On Tue 15 Sept I went to an event in Glasgow Caledonia University organised by the Centre For Confidence and Well-being. A capacity crowd turned out to listen to Dr. Norman Doidge discuss ideas from his recent book, The Brain That Changes Itself.
Formerly, I could never decide whether, before attending a talk about a book, it would be better to have read none, some or all of the book. I had read about 1/3 of the book before attending and so was familiar with a little of the territory. I must confess to being no nearer a solution to this dilemma as I felt that prior knowledge of some chapters made those parts of the talk easier to follow (and film footage of some of the characters certainly reinforced my memory of what I had read). However, nearing the end of the book, I also feel certain that having been present at the talk enabled me to get more out of the remaining chapters.

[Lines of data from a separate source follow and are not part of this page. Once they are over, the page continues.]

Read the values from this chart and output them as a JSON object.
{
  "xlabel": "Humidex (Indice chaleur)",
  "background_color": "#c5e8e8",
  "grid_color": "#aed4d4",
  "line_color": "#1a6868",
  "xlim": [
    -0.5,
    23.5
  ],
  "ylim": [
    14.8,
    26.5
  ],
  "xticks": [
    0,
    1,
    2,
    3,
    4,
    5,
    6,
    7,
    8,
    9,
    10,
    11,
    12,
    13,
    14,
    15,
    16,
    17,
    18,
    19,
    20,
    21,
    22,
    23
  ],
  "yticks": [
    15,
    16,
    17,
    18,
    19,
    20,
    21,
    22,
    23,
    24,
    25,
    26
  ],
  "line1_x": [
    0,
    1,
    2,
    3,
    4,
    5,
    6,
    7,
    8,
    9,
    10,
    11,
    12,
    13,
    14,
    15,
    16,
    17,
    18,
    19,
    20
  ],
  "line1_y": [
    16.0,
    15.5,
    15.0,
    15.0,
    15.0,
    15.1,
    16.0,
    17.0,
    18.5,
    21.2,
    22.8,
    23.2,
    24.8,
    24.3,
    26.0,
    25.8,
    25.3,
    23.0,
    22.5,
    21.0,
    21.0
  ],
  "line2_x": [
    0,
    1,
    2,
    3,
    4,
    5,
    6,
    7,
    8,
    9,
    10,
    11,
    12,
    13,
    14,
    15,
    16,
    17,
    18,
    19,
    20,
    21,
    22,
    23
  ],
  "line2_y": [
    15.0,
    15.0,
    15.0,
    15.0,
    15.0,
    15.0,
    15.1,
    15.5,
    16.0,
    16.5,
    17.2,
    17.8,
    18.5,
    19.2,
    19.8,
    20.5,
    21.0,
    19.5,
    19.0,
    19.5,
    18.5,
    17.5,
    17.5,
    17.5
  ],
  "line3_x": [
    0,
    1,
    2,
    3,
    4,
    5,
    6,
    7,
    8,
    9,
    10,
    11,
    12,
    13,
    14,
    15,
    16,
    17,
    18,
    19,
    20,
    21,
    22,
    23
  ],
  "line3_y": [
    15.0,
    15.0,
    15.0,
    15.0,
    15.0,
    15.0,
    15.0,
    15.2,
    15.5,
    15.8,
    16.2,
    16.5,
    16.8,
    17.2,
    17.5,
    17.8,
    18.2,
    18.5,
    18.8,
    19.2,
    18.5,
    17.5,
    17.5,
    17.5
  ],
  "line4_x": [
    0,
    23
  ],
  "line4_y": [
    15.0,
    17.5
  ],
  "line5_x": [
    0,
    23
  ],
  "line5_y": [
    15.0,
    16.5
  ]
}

I would say that the central claim of the book is that the metaphor of hard wiring and the perception of the brain as a computer are not supported by evidence of the brain’s capacity for change – as cited in the book’s wealth of anecdotal evidence of near-miraculous recovery from strokes and neurological disorders.
In person and in his writing, Dr Doidge effortlessly guides the lay listener/reader through what might hitherto have been regarded as difficult territory. I got a great deal out of reading the book but would like to concentrate on three nuggets which I feel immediately applicable to professional and personal development.
Learning Difficulty. Dr Doidge suggested that we all tend to equate this term with the same few deficits – difficulty with reading, writing, auditory processing etc. Our society has come to prize these activities/tools. Had things turned out otherwise, many more of us might find ourselves categorised as having a learning difficulty. I for example, have no sense of direction whatever, and precious little visual acuity. I wouldn’t have survived half-an-hour in a hunter-gatherer society and it’s lucky for me that I appeared here and now.
Attention: Dr. Doidge makes it very clear that lasting cognitive change is impossible without the full attention of the learner. We all know this but it’s rewarding to hear the evidence put forward from such a physical, as opposed to pedagogical, point of view.
Habit: we are all familiar with the adage, use it or lose it. Unless I’ve missed something, there does not seem to be a similarly snappy phrase for the other side of this coin – repeat it and benefit from/live with it. As a teacher of physical techniques I feel vindicated in having been such a stickler for technical correctness. Poor habits, once instilled, are very difficult to shake off and the thousands of reminders-per-week have not been in vain. The idea of fuss being made of posture, hand positions etc. can summon up images of terrified pupils, sitting bolt-upright, their limbs and digits exhibiting the flexibility of wrought-iron. Au contraire. What I am describing is natural technique where the skeleton does its own work and the muscles do only what is required. This could be summed up as follows: the strength is in the technique – not the person. That reinforcement in this regard should come from a book about neuroplasticity is no more of a surprise to me than the fact that my approach to natural technique came, not from music college, but from here.